The second round—Targeting Test—is introduced with golden characters floating like incense smoke: ‘Second Round: Precision Trial.’ But precision isn’t what this is about. It’s about intention. The wooden posts rise like tombstones. The hanging clay jars sway like pendulums counting down to judgment. And then Master Jiang appears—not on the stairs, but *between* them, his robes flowing like mist, his voice cutting through the silence like a needle through silk. He doesn’t announce the rules. He *invites* failure. His gaze sweeps the crowd, lingering on Xiao Feng, then Lin Xue, then Elder Bai—each one a different kind of wound. When he points, it’s not toward the targets. It’s toward the heart of the matter: who among them is willing to break first?

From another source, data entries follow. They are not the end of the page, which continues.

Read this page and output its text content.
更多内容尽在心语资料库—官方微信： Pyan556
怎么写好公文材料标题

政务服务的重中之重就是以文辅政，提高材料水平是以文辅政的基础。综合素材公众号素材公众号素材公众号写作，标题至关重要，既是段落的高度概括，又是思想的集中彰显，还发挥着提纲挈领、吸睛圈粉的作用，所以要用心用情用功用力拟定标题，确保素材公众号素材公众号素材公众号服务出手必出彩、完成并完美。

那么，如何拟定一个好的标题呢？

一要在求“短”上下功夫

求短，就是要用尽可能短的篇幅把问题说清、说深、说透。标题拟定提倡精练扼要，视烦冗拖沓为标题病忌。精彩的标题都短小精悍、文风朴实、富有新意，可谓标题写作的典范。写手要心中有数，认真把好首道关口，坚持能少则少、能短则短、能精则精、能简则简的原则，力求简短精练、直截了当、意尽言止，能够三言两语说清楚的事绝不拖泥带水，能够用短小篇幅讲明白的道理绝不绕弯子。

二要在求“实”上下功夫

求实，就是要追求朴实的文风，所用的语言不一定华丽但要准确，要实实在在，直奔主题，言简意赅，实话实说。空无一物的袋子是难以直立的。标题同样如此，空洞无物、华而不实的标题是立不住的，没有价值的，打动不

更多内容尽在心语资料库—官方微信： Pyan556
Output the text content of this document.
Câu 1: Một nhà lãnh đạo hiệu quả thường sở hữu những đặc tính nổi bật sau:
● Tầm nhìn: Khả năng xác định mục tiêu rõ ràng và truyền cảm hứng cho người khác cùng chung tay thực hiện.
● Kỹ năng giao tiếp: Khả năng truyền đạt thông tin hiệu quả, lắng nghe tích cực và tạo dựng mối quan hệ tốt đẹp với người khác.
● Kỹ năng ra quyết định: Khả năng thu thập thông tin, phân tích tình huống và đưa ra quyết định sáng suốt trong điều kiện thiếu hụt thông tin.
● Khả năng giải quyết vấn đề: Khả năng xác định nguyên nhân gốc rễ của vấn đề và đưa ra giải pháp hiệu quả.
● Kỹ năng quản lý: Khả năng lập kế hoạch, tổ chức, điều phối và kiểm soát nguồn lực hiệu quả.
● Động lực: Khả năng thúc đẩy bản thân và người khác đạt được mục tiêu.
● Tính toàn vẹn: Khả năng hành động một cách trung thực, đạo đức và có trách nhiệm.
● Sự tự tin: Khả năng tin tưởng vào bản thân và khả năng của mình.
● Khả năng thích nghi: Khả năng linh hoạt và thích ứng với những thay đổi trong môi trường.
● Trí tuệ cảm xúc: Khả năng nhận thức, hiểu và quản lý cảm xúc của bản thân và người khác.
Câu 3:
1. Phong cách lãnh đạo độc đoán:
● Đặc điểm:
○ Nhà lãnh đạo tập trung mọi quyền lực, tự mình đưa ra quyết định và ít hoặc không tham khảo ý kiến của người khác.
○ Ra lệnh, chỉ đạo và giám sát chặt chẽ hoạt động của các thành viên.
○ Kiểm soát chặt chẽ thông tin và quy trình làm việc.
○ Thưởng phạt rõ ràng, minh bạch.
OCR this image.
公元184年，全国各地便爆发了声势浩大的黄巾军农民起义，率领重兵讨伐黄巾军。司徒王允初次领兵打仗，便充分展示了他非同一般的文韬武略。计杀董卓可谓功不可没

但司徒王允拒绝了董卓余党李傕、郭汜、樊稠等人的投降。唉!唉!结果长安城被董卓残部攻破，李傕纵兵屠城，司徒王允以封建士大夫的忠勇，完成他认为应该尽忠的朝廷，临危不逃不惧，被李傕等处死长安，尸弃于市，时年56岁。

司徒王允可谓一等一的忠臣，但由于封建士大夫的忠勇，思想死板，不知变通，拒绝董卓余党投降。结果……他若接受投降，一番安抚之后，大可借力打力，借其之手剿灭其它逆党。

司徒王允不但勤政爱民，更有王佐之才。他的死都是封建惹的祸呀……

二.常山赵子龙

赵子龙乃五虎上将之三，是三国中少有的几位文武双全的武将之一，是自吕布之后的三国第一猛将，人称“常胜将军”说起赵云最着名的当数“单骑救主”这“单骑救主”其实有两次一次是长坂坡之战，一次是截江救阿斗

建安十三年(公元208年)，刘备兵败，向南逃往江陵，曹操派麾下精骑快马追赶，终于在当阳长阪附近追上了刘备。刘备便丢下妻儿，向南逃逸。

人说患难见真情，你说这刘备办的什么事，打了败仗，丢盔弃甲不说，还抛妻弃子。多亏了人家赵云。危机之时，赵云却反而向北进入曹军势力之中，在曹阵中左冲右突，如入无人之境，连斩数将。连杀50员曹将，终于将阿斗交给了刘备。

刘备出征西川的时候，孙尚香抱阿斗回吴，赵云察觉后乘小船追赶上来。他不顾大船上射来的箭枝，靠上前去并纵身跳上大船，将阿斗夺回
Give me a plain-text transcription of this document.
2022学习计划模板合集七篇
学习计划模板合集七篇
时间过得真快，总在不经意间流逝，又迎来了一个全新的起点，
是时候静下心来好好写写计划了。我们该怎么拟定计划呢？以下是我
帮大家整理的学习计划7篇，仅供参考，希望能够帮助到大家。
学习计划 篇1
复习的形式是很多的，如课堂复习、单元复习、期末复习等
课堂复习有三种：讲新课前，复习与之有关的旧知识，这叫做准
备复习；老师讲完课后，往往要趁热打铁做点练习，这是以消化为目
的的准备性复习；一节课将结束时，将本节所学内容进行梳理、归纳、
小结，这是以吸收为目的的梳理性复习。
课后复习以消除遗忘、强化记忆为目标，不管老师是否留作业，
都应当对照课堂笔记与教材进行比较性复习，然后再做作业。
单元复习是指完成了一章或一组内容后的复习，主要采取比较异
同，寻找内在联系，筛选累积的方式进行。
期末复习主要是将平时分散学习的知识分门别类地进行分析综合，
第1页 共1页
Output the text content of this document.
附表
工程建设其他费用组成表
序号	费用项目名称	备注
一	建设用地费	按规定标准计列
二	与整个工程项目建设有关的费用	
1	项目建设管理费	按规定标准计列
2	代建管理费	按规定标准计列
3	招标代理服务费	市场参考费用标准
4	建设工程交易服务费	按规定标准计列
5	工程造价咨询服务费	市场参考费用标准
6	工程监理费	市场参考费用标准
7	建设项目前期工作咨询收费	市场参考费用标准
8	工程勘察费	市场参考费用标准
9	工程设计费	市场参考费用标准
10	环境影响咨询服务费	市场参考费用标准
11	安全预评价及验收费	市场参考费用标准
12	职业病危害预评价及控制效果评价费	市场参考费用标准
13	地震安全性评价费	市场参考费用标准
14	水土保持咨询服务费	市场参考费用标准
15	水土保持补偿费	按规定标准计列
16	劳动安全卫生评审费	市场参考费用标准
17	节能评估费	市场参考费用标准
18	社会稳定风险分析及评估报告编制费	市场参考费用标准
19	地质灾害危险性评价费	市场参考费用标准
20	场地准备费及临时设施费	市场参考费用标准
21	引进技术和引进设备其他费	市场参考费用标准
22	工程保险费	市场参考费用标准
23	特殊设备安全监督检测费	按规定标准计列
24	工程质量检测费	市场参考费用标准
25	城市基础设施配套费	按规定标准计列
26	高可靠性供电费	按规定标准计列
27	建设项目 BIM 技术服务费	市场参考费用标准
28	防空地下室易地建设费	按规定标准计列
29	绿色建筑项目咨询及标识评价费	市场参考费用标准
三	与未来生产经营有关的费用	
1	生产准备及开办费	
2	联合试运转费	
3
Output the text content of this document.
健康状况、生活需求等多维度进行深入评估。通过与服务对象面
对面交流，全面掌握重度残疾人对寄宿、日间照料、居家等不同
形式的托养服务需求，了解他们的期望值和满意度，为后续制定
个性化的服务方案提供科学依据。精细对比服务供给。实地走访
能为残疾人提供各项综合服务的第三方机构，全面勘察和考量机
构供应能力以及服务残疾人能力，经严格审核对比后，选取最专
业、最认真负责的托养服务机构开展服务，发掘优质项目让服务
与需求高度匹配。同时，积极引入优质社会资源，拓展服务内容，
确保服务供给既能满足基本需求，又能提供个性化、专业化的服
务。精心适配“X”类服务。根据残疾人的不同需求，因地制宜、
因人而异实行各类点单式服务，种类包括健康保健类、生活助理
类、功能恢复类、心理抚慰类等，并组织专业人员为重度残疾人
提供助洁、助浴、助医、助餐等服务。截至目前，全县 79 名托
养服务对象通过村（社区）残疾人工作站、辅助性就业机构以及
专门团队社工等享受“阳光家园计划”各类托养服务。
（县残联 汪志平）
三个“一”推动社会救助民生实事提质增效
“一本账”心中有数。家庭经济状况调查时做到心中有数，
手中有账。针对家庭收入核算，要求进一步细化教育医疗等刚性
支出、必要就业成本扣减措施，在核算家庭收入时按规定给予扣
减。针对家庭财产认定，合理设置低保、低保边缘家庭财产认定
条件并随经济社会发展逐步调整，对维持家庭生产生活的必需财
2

Lin Xue doesn’t hesitate. She raises her spear. The blue tassels whip upward. In slow motion, the camera follows the arc—not of the weapon, but of her resolve. She doesn’t aim for the jars. She aims for the string holding them. One strike. Clean. Silent. The jar falls, shatters, and from its fragments rises a spray of crimson liquid—not blood, but dye, symbolic, deliberate. The crowd gasps. Xiao Feng exhales through his nose, a sound like gravel shifting. Elder Bai closes his eyes. Yun Mei’s knuckles whiten on her staff. Her Spear, Their Tear—now it’s not just a title. It’s a covenant. Every drop of that red fluid is a promise: this trial won’t end with victory. It’ll end with truth. And truth, in this world, is always paid in tears. Lin Xue walks away from the wreckage, her back straight, her breath steady. She doesn’t look back. She doesn’t need to. She already knows what they’re whispering. She already knows who’s trembling behind the banners. Her Spear, Their Tear isn’t just about her skill. It’s about the cost of seeing clearly in a world built on lies. And tonight, under the lantern-lit eaves of Qingyun Temple, the first tear has fallen. The second is coming.